É importante compreender que os Orixás não vivem, e nem mesmo direcionam a vida de ninguém: seu auxílio se concretiza sob a forma de ensinamentos e proteção, sempre respeitando o livre arbítrio de cada um. Dessa forma, sem que haja julgamento prévio, todos recebem a oportunidade de resgatarem suas faltas, ou seja, seu carma, através da reencarnação.

A cada reencarnação, de acordo com nossas necessidades evolutivas e carmas a serem cumpridos, somos responsáveis por diferentes corpos, e para cada um destes nossos corpos, podemos contar com o auxílio de um Espírito da Natureza, um Orixá protetor.

Em todos os rituais de Umbanda, de modo especial nas Iniciações, a invocação dessa força é feita para todos os médiuns quando efetuam seus Assentamentos, meio de atração, para perto de si, da energia pura do seu ELEDÁ energético e das energias auxiliares, ou "OSSI" e "OTUM.

Eledá, Ossi e Otum formam a Tríade do Coronário do médium na Umbanda.

 

 

 

 

 

 As Afinidades dos Filhos dos Orixás

 

 

Os filhos de fé não recebem influências apenas de um ou dois orixás.

Da mesma forma que nós não ficamos presos à educação e à orientação de um pai espiritual, não ficamos também sob a tutela de nosso orixá de frente ou adjunto.

Freqüentemente recebemos influências de outros orixás (como se fossem professores, avós, tios, amigos mais próximos na vida material).

O fato de recebermos estas influências, não quer dizer que somos filhos ou afilhados desses orixás; trata-se apenas de uma afinidade espiritual.  

                                                                                                                   

Podemos ser filho de Ogum e receber mais influências de Xangô ou de Iansã.

Podemos ser filhos de Obaluiyê e não gostar de trabalhar com entidades que lhe dizem respeito (linha das almas), frerindo trabalhar com as entidades das cachoeiras.

O importante é que nos momentos mais decisivos de nossas vidas, suas influências benéficas se façam presentes, quase sempre uma soma de valores e não apenas e individualmente, a característica de um único Orixá.

 

 

 

Elementos Primordiais dos Orixás

Olódumaré

Olódumaré ou Olorum é o Deus Supremo, a Força Inicial, a Perfeição Absoluta, o Onisciente e o Onipresente, o Deus de todos os homens de de todas as Religiões.

É Aquele que está em toda a parte e em todo lugar ao mesmo tempo, O que tudo vê e tudo dispõe. toda a espécie de vida.

 

É a emanação de toda a energia, o início de todas as coisas, a origem de Reina acima dos Orixás, e sua progênie é duvidosa.
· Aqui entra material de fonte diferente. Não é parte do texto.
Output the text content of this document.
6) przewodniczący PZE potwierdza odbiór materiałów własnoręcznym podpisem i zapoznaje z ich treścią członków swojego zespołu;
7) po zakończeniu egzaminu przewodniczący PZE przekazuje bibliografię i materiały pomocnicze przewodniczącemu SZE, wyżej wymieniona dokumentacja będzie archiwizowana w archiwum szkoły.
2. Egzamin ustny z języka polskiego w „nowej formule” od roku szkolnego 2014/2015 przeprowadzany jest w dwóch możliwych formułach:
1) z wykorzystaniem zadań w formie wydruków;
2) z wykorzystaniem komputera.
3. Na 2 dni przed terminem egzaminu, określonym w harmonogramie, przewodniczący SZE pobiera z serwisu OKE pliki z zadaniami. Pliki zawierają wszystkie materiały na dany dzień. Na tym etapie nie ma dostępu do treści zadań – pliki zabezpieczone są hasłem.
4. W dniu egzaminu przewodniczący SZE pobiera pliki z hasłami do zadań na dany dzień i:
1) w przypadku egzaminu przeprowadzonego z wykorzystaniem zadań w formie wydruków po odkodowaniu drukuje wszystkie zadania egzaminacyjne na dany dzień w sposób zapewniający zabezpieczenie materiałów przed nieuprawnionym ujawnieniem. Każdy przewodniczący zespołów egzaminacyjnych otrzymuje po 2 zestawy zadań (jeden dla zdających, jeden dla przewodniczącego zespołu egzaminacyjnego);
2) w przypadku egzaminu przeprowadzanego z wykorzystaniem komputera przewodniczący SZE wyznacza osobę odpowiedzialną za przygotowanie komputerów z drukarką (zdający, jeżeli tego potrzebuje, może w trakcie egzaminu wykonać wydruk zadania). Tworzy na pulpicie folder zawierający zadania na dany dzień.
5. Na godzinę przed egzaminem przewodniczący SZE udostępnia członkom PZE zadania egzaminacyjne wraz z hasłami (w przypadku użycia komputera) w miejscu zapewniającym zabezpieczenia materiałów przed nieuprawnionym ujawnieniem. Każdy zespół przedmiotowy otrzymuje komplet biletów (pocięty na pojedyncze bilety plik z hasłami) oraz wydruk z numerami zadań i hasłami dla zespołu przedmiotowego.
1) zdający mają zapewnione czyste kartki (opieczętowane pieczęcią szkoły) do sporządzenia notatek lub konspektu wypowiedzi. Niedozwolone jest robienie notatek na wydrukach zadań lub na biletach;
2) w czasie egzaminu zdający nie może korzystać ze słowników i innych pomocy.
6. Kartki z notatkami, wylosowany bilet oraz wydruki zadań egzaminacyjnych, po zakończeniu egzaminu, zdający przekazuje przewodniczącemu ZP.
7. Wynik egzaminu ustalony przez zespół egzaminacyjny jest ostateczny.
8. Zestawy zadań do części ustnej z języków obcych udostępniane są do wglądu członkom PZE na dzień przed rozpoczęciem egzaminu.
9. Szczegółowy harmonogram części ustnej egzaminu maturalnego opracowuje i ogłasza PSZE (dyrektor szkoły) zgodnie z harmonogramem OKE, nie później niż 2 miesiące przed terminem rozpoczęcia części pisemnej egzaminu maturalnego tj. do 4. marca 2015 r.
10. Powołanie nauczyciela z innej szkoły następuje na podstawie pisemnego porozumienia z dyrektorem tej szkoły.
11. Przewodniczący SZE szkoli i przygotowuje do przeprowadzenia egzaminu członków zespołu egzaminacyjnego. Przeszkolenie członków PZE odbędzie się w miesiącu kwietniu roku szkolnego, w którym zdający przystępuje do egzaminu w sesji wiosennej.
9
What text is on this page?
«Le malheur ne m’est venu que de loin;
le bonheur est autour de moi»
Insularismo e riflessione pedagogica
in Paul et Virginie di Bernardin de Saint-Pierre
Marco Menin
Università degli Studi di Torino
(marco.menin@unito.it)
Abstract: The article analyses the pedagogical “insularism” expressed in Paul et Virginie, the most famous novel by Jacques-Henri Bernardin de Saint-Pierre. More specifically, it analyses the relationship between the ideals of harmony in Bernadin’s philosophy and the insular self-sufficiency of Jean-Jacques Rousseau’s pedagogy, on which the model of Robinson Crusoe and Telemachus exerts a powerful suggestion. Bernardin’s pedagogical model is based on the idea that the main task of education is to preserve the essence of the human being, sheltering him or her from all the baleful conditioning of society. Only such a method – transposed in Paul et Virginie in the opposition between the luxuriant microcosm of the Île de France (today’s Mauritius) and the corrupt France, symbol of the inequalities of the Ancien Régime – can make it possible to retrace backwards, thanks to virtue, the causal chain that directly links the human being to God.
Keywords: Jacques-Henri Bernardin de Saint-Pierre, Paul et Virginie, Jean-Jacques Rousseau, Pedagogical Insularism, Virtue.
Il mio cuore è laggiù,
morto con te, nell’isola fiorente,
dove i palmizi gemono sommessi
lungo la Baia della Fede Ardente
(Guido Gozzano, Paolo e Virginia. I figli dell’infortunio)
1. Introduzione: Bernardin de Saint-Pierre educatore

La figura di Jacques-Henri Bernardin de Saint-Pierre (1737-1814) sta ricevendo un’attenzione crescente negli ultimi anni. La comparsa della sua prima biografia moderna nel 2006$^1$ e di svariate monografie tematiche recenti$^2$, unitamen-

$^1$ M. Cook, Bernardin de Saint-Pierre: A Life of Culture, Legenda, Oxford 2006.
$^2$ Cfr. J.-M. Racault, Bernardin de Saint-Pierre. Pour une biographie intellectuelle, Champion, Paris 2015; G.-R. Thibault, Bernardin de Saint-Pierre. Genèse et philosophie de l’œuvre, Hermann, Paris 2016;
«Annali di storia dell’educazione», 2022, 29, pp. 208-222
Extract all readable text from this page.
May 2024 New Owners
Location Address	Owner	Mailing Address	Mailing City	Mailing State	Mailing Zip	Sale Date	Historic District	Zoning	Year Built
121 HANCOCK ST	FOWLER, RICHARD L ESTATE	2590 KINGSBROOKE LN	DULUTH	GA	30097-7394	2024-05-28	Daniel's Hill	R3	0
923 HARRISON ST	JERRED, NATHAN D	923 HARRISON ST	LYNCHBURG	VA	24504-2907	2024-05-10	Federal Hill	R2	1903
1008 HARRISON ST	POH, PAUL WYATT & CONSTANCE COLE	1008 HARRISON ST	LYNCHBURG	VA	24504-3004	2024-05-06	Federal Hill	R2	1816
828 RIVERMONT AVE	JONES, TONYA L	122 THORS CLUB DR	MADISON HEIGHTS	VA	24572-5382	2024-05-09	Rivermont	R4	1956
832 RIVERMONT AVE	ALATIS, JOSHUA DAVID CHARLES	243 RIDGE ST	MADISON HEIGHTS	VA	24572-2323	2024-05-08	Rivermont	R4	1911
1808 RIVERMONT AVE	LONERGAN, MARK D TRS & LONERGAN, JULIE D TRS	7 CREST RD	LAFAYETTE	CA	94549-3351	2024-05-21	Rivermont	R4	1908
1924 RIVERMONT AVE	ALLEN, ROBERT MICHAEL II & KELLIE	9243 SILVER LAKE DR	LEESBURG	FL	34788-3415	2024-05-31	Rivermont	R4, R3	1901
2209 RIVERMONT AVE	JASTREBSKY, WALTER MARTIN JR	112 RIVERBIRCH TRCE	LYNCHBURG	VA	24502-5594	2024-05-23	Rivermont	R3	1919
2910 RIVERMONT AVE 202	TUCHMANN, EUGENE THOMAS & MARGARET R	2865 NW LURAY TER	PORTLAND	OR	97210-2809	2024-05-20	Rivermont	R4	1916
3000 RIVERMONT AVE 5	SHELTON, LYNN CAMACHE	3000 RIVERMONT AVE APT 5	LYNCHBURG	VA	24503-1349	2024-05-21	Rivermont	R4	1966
Paira acima das contingências humanas de justiça e de moral, e nenhum culto específico lhe é destinado, mesmo porque Ele criou os Orixás para serem seus representantes, governarem e supervisionarem o Mundo e para receberem, em seu nome, as preces e cultos de seus filhos.

Pela Sua Infinita Dimensão, Olódumaré não necessita de oferendas, sacrifícios ou homenagem, bastando-lhe o respeito de seus filhos.

É um Deus distante, e está fóra da compreensão da mente humana, na medida em que apenas aqueles que possuem elevado nivel de evolução espiritual detém o suficiente poder de abstração necessário à compreensão, ainda que imperfeita, do Absoluto.

Essa definição, que se reconhece imprecisa e insuficiente, é uma tentativa de elaborar um raciocínio que defina o sistema que centraliza o que era diverso e harmoniza o que era incompatível entre os Orixás oriundos de horizontes muito diferentes.

Admitindo-se a existência de um Deus Supremo, e se ficarmos acima das sutilezas particulares de cada Orixá, todos igualmente poderosos, parece ser possível organizar um sistema em que cada Orixá se torna um arquétipo de atividade, profissão ou função, complementando os demais, de forma a que, todos em conjunto, representem a somatória das forças que regem o Mundo. Olódumaré habita o Além, o Orum, na linguagem nagô, e que é traduzido, geral e usualmente, por “Céu”.